Biodiversity on farms
Traditionally, conservation efforts have focused on the remnants of indigenous habitats (often protected in reserves and national parks), rather than viewing farms as potential allies in stemming the loss of native flora and fauna. Farms often have patches of native bush in gullies, and some native birds make their homes on farms. The Queen Elizabeth II National Trust helps landowners protect remnant habitats on farms and other private property. There is also a push to preserve or create small wetland areas on farms.
Farmers have often been leaders in efforts to control problematic invasive species, such as possums, rabbits and weeds, and can have a significant role in preserving and restoring biodiversity.
Raising whitebait on dairy dung?
Fisheries consultant Charles Mitchell is experimenting with ways to ‘farm’ New Zealand’s native whitebait, which have never been successfully reared in captivity to date. Among his innovative ideas is to grow the larvae, and other life forms that it needs to survive, in recycled dairy farm effluent.
Environmental management agencies
Many national and regional environmental agencies promote voluntary and collaborative approaches to environmental protection and restoration. However, studies have shown that, regardless of how much information and knowledge most farmers had about environmental management, any decision to adopt specific practices was largely based on financial factors.
In 1941 New Zealand was the first country in the world to establish an organic agriculture organisation. In 1983 a growing world market for organic food led to the formation of the New Zealand Biological Producers Council, which wrote Bio-Gro standards to certify organic production.
Organic farming took off in 1991 when two important food exporters – Wattie’s and the New Zealand Kiwifruit Marketing Board – both established a group of growers to produce Bio-Gro certified organic products. Organic exports expanded in the 1990s, with over 1,000 certified organic growers, several professional certification organisations, and over 100 export companies carrying organic products.

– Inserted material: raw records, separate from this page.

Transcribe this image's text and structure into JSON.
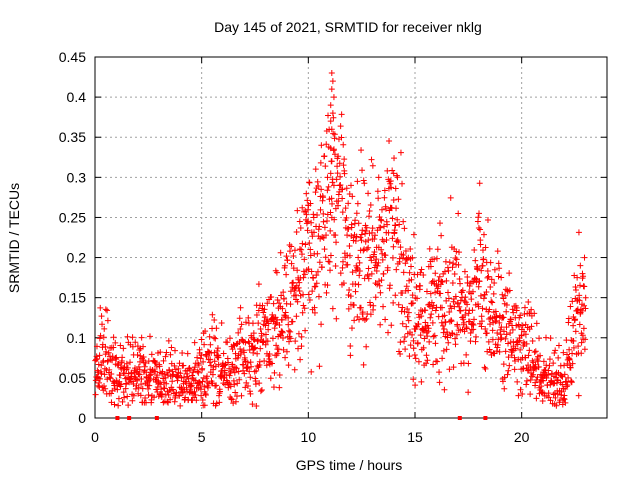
{
  "chart_data": {
    "type": "scatter",
    "title": "Day 145 of 2021, SRMTID for receiver nklg",
    "xlabel": "GPS time / hours",
    "ylabel": "SRMTID / TECUs",
    "xlim": [
      0,
      24
    ],
    "ylim": [
      0,
      0.45
    ],
    "xticks": [
      0,
      5,
      10,
      15,
      20
    ],
    "xtick_labels": [
      "0",
      "5",
      "10",
      "15",
      "20"
    ],
    "yticks": [
      0,
      0.05,
      0.1,
      0.15,
      0.2,
      0.25,
      0.3,
      0.35,
      0.4,
      0.45
    ],
    "ytick_labels": [
      "0",
      "0.05",
      "0.1",
      "0.15",
      "0.2",
      "0.25",
      "0.3",
      "0.35",
      "0.4",
      "0.45"
    ],
    "grid": true,
    "marker": "+",
    "color": "#ff0000",
    "zero_markers_x": [
      1.05,
      1.6,
      2.9,
      17.1,
      18.3
    ],
    "profile": {
      "x": [
        0,
        0.3,
        0.8,
        1.5,
        2,
        3,
        4,
        5,
        5.3,
        6,
        7,
        8,
        9,
        9.7,
        10.3,
        11,
        11.5,
        12,
        12.5,
        13,
        13.5,
        14,
        14.4,
        15,
        15.5,
        16,
        16.5,
        17,
        17.5,
        18,
        18.5,
        19,
        19.5,
        20,
        20.5,
        21,
        22,
        22.3,
        22.6,
        23
      ],
      "y": [
        0.05,
        0.08,
        0.05,
        0.05,
        0.06,
        0.045,
        0.04,
        0.05,
        0.07,
        0.06,
        0.07,
        0.1,
        0.13,
        0.17,
        0.21,
        0.26,
        0.27,
        0.2,
        0.2,
        0.21,
        0.2,
        0.23,
        0.18,
        0.13,
        0.12,
        0.16,
        0.14,
        0.15,
        0.13,
        0.17,
        0.13,
        0.12,
        0.11,
        0.09,
        0.085,
        0.045,
        0.04,
        0.085,
        0.12,
        0.14
      ]
    },
    "peak_points": [
      [
        11.1,
        0.43
      ],
      [
        11.15,
        0.42
      ],
      [
        11.1,
        0.41
      ],
      [
        11.2,
        0.4
      ],
      [
        11.05,
        0.39
      ],
      [
        11.15,
        0.38
      ],
      [
        11.05,
        0.37
      ],
      [
        11.1,
        0.36
      ],
      [
        11.2,
        0.335
      ],
      [
        11.1,
        0.32
      ],
      [
        11.05,
        0.305
      ],
      [
        11.2,
        0.29
      ],
      [
        12.3,
        0.295
      ],
      [
        13.3,
        0.3
      ],
      [
        13.8,
        0.295
      ],
      [
        14.0,
        0.305
      ],
      [
        12.8,
        0.28
      ],
      [
        10.9,
        0.3
      ],
      [
        10.6,
        0.285
      ],
      [
        9.6,
        0.245
      ],
      [
        10.0,
        0.265
      ],
      [
        11.6,
        0.285
      ],
      [
        12.0,
        0.29
      ],
      [
        18.0,
        0.255
      ],
      [
        17.95,
        0.245
      ],
      [
        18.05,
        0.235
      ],
      [
        22.75,
        0.19
      ],
      [
        22.85,
        0.18
      ],
      [
        22.6,
        0.175
      ]
    ]
  }
}
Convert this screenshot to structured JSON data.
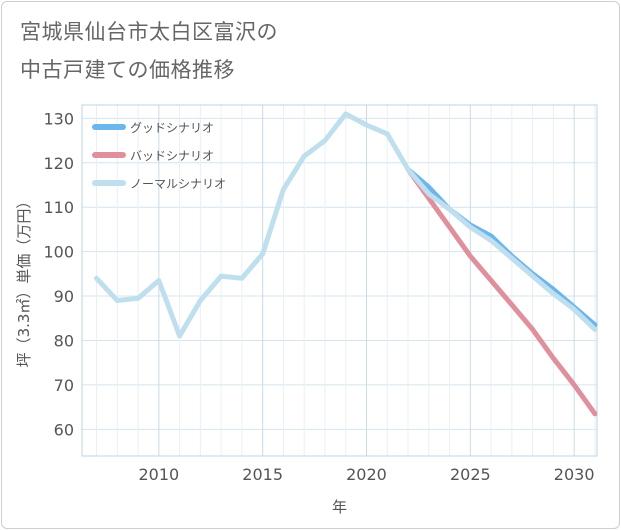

The New Zealand Landcare Trust is a non-governmental organisation that works directly with rural communities and private landowners. It provides support and information to encourage them to manage their land more sustainably and maintain biodiversity.
Clean Streams Accord
The 2005 Clean Streams Accord is an agreement between New Zealand’s largest dairy cooperative, Fonterra, and representatives of national and regional government. It compels Fonterra’s farmers to follow practices designed to stem the damage from intensive dairying to water quality of waterways and estuaries. These practices include fencing waterways to keep stock out, complying with local government regulations regarding farm effluent, and limiting fertiliser use. The target is for full compliance with the accord by 2012.